Way down on the South Sea island of Borneo, the natives go about catching monkeys in a very unusual way. Most of the monkeys are sold to zoos, so the hunters avoid using ordinary traps which can cause disfiguring injuries. Instead, they hollow out a football-sized coconut, leaving a hole in one end just big enough for a monkey to slip in its hand. Inside the hollowed-out coconut, the natives put delicious green bananas, the monkey’s favorite food. They screw a strong eye-bolt into the solid end of the coconut. Then they fasten a chain to the eye-bolt, and tie the other end of the chain to the roots of a nearby tree. The trap — for it is a trap — is almost ready. Just before they leave, the natives scatter more green bananas around the jungle clearing. Then they return to their villages.
When a troop of monkeys comes swinging through the rain forest, the sharpest-eyed among them will usually see the green bananas in the clearing. He’ll signal the troop to halt, and they’ll descend, jabbering and chattering, to scoop up their favorite food. When all of the freebies are gone, almost inevitably, one of them will pick up the baited coconut, put his hand through the hole in one end, and clutch the bananas inside with his fist. However, when he tries to pull out the delicious fruit, he quickly discovers that the hole in the coconut is too small for him to withdraw his banana-filled hand. All the monkey has to do to escape is open his fist and let go of the bananas. Then he can easily pull out his hand.

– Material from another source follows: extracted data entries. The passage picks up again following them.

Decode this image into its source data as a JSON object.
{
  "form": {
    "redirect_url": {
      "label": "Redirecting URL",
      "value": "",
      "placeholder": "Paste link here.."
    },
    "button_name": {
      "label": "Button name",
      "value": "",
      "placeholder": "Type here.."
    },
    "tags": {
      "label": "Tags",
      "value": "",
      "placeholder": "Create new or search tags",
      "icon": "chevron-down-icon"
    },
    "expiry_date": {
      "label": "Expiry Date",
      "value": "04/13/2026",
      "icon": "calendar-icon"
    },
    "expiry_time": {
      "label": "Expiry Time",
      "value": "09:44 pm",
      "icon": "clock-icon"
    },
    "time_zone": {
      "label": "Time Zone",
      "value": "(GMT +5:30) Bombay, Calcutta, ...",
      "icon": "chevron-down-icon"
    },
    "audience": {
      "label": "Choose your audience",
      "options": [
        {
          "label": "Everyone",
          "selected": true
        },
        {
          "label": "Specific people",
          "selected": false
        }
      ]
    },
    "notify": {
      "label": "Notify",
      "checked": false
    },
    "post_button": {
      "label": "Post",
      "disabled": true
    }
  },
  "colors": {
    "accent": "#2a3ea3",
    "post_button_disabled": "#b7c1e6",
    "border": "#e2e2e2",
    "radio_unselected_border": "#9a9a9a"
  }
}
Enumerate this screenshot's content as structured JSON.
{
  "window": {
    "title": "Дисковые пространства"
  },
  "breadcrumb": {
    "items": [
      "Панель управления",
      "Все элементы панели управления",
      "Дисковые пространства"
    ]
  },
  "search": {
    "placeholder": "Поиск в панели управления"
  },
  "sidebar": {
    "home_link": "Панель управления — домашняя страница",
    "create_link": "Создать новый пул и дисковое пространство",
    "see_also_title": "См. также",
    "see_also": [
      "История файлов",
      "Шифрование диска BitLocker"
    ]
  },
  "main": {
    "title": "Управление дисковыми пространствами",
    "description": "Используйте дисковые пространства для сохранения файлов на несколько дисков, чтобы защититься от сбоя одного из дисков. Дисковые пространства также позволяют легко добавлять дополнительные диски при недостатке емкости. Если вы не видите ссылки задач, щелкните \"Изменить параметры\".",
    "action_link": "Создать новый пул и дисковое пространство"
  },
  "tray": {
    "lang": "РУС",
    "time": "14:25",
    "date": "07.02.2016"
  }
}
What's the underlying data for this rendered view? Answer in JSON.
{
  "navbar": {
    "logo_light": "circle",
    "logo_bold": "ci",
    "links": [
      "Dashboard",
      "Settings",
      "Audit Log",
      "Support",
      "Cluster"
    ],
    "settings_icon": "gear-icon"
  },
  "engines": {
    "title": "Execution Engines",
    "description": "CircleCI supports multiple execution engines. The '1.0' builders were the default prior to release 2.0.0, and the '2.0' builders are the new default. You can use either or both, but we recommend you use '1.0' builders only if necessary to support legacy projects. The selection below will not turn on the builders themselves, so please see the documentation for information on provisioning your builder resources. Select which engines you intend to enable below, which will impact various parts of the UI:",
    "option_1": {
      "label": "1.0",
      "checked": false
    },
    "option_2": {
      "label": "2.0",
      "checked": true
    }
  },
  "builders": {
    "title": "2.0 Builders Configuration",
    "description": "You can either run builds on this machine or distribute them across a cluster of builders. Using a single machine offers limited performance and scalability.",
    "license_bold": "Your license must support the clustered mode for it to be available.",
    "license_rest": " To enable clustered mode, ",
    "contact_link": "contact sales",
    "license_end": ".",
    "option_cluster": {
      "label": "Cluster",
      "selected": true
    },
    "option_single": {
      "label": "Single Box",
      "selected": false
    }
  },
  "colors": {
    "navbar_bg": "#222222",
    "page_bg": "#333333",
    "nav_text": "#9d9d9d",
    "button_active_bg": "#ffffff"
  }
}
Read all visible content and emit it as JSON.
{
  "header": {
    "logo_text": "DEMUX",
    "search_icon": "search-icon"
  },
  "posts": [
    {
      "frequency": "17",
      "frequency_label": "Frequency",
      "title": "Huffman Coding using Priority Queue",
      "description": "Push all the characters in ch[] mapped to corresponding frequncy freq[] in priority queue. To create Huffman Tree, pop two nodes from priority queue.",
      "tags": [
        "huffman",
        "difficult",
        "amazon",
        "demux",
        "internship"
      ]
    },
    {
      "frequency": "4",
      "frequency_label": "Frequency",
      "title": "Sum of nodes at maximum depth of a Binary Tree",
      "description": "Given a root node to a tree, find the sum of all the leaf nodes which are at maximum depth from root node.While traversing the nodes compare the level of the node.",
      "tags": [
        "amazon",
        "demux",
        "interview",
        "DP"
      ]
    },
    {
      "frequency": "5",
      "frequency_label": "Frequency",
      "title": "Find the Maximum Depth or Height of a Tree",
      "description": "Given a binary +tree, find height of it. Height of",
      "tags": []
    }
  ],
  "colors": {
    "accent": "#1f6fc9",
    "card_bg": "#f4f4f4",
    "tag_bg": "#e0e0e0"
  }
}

Alas, the greedy monkey almost never does the logical thing. He tries to carry off the coconut, but of course, it’s chained securely to a tree. He struggles, he screams, he rages, he foams, he tugs and pulls at the coconut until his wrist is raw and bleeding, and he himself is exhausted. When the natives come back next morning to check their trap, they find a battered, broken-spirited monkey who’s been caught by his own fist.